For the past few years a new movement has come in to existence in America. Our towns at one time were filled with industrial plants that made things. People worked in them and were proud of their efforts. Today, our towns are being filled with new buildings, one larger than the other. They are all medical buildings, clinics, labs, imaging centers, and offices. This afternoon I drove north from Frankfort toward Orland park on U.S. Route 45 known as La Grange Road and counted the following new businesses: 1.) Advocate Medical, 2.) Loyola Medical, 3.) Duly Medical, 4.) Northwestern Radiation, 5.) Midwest Express Clinic, 6.) Northwestern Medical, 7. Advocate Group Medical Center, 8.) Northwestern Medical, 9). University of Chicago Hospital Medical Center. All of these establishments stretch over a short five miles of road. I could describe a similar scenario if I describe leaving town to the west. Surrounding these huge buildings are the private offices of hundreds of physicians in business to heal people.




It seems to me that America is sick, very sick, both physically and mentally. What really impresses me about all of this is that people complain about not having health care. What they really mean is that they have to pay for health care. The real problem stems from employers and health insurance companies. Employers feel that they need to offer health insurance as a perk to keep their employees.

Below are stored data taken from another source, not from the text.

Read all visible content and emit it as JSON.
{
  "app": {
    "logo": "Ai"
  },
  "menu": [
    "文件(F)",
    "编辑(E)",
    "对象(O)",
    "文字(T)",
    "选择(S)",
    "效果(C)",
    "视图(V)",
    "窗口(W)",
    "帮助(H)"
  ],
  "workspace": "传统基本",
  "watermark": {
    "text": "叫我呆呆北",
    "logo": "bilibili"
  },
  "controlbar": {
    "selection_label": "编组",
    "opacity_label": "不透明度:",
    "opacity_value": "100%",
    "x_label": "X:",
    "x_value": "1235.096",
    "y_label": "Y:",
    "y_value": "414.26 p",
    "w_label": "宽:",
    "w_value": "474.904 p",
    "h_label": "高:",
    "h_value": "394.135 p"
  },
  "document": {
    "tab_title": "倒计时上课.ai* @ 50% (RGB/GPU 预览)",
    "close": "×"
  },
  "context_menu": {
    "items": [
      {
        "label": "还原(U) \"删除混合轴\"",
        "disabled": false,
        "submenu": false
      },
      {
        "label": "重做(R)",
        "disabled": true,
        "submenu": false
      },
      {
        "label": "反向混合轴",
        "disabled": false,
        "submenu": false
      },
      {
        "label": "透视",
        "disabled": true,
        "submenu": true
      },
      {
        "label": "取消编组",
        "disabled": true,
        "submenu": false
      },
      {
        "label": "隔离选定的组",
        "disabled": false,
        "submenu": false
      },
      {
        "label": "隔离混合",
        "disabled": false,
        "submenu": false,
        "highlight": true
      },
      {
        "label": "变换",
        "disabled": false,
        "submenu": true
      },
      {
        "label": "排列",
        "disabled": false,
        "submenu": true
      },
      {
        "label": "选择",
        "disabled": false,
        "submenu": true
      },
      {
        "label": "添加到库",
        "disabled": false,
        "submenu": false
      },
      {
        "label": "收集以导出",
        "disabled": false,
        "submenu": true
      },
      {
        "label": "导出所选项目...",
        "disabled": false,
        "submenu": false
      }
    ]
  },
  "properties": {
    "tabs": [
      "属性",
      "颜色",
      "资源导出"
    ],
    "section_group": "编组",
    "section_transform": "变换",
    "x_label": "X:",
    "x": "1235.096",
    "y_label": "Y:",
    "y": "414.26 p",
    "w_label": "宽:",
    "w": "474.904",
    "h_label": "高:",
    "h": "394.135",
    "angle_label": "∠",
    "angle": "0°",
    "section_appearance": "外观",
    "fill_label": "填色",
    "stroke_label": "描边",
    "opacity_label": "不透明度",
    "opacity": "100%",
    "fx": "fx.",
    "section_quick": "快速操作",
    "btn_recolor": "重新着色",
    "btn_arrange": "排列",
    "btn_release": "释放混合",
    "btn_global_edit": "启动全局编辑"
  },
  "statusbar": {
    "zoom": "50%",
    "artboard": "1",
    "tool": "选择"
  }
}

Health insurance companies dictate what they will pay for services. This only means that physicians inflate their prices to extract a maximum from the payers. Other culprits that causes major inflation of medical services are government healthcare programs like Medicare and Medicaid. These two organizations are notorious for setting limits on what they will pay for.
Operating alongside this medical industry is a vast under ground network of doctors and labs that take cash only. Of course they charge less because they get paid on demand, and don’t need staff just to submit documentation to insurance companies. Because it is always an insurance company that pays and the insurers are paid by employers, the patient feels that he gets the service free. This irritates people who do not have insurance because they see their friends getting so called free health care.
Add to this dimension the fact that modern doctors rely heavily on using modern technology to help them diagnose sickness. One of my friends who was a surgeon told me that many of his foreign class mates came to America to become doctors so they could return to their home country’s to save lives. Most of them finished school, got their license but never returned home. Why? He gave two reasons, 1.) they could make more money working in America, 2.) Their home countries did not have the same modern diagnostic equipment they learned to use in school. In their home country they would have to relearn their medicine in old country ways. Today, doctors depend on computers to assist them with diagnostics. Artificial Intelligent diagnostic programs can listen to a patient’s symptoms, analyze his blood test results and produce a list of possible illnesses in order of probability. Who needs a doctor when the computer can do a more thorough job? In most cases the doctor has become a data entry technician who can speak the language of medicine.
What we need to do in this country is to forget about medicine, and to learn to live healthy lives by eating nourishing foods, exercising, and getting enough sleep. Instead we have learned to live precariously, and when our bodies fail we run to a doctor to fix our problem.
In the “good old days,” when industry flourished in America, workers needed only graduate from high school to get a job. They learned how to run machines and to make things. Today, it seems, that workers need a minimum of fours years of college and if you want to be a doctor you will go to school for eight years, and you will be limited to fixing people, not cars or houses, or plumbing, or electricity. We the people of America donated all of those jobs to the people of China, Mexico, Vietnam, Korea, Japan, and countless other countries in the world. The result is we send our kids to college, but fail to demand that they learn usable skills with which they can earn a living. The result is we have generations of game playing, order taking kids who wind up bored with life, and take to using drugs and laying around.
Yes, we have a new industry in our world, but we fail to recognize that a large percentage of youngsters will never make it in the information society and will fail in life.
Filed under: Education, family, Government, health care | Tagged: Medicine, Trades |
Your empirical data is spot on. This is a report on how healthcare spending has changed (increased) in the last 50 years in the US:
https://www.healthsystemtracker.org/chart-collection/u-s-spending-healthcare-changed-time/#Total%20national%20health%20expenditures%20as%20a%20percent%20of%20Gross%20Domestic%20Product,%201970-2021
It has gone from 6% of GDP to over 18%. In constant dollars, it has gone from $2,000 per capita to $12,000.
Scary.
The insured think it is their right to be treated, otherwise they are not making use of their insurance. The common sense measures of eating healthy, exercising mind and body are being ignored because they can get treated for free and because they presumably have bigger fish to fry such as earning a living. Their health has been outsourced to the society at large.
I think it is broke. Despite the US having access to the most advanced technology and healthcare systems in the world.
Thanks for the link. This data supports my personal observation from the previous forty years. It is sad to think that we love being sick.